Min Jung Kim: For two years, I just expressed what I wanted, but surprisingly all of my work is connected through concepts of Parafiction and culture jamming. My work in the MFA show contains these interests while also addressing surveillance issues. Ultimately my approach to visual communication design starts from the question, “How to see and How to be seen?”
Kelly K. Jones: I chose to pursue an MFA at SAIC confident that I would be pushed outside of and beyond the art making practice I had grown comfortable with. The faculty, my advisors, and my peers both encouraged and challenged me. The work I’m presenting is truly a culmination of all that I’ve dreamt, researched, and questioned during my time at SAIC. My photographs are grounded in what has always been important to me, but now my work is able to go beyond the boundaries of self.
I spent the past two years pushing and pulling at every new idea and question. I picked at each critique and interpretation, trying to learn and grow as much as possible. There is no doubt that I am nowhere near any certain solution. However, I have learned to hold questions with confidence, and to trust in the making process. My hope is that this MFA show honors these pursuits. This exhibition offers closure to my graduate school experience as it prepares me for what comes next.
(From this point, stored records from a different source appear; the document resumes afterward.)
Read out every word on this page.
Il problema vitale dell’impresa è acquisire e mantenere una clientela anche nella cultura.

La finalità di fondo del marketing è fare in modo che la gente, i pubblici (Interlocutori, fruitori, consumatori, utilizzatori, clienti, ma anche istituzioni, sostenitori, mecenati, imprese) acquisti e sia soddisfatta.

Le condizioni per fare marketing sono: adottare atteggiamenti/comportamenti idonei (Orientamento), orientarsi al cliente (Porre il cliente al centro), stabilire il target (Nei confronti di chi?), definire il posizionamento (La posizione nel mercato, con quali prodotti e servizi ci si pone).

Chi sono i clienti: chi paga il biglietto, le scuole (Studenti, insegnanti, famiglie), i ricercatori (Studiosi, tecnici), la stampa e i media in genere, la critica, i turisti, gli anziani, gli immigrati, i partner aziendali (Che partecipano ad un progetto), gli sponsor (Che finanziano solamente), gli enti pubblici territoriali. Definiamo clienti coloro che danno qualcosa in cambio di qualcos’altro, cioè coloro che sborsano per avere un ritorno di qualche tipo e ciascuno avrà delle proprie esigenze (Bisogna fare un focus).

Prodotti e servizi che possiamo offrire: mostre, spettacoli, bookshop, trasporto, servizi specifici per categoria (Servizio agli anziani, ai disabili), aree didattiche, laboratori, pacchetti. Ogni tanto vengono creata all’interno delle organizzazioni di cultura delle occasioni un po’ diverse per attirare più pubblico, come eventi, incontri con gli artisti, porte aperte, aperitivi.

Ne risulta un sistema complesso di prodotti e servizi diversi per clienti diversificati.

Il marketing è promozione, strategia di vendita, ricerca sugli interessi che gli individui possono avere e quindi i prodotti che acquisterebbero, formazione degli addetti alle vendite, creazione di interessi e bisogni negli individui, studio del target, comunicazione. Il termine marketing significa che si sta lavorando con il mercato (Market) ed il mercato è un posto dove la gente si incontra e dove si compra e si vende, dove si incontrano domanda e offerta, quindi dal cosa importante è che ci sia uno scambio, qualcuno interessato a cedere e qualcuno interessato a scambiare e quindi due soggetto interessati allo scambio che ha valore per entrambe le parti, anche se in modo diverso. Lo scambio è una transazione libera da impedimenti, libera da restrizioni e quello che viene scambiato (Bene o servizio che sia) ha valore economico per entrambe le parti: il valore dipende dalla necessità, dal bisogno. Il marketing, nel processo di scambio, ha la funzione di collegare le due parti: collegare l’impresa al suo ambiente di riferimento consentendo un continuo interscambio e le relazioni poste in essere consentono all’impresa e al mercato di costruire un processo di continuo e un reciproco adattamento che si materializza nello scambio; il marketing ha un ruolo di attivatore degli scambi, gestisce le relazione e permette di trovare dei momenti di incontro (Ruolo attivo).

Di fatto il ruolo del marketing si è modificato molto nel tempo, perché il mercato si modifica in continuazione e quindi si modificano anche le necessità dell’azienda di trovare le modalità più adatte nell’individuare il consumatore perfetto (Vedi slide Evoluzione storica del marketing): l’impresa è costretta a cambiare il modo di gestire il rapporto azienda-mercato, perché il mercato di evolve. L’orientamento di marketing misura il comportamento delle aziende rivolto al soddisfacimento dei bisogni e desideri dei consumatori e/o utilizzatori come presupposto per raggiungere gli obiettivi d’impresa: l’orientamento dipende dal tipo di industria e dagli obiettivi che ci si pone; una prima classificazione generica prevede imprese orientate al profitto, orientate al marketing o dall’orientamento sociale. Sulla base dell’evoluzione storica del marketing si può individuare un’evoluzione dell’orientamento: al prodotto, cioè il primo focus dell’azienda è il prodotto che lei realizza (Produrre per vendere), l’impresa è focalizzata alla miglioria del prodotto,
Derilyn Chambers: My work investigates the complexities of a racialized and socio-economically focused society. It considers new paradigms to encourage viewers to see and approach racial identity with new eyes, to look beyond “either/or” and to think in terms of “both/and.” The interdisciplinary and analogic scope in which my work is presented also challenges viewers to see that as much as there is difference, there is sameness, prompting to look beyond the mystery of the “skin” and to probe beneath it.
Through my two years at SAIC, I have also learned to feel more comfortable within ambiguity, to start from the middle when I don’t know the beginning or the end, and to keep moving no matter what. That’s art. That’s learning. That’s life.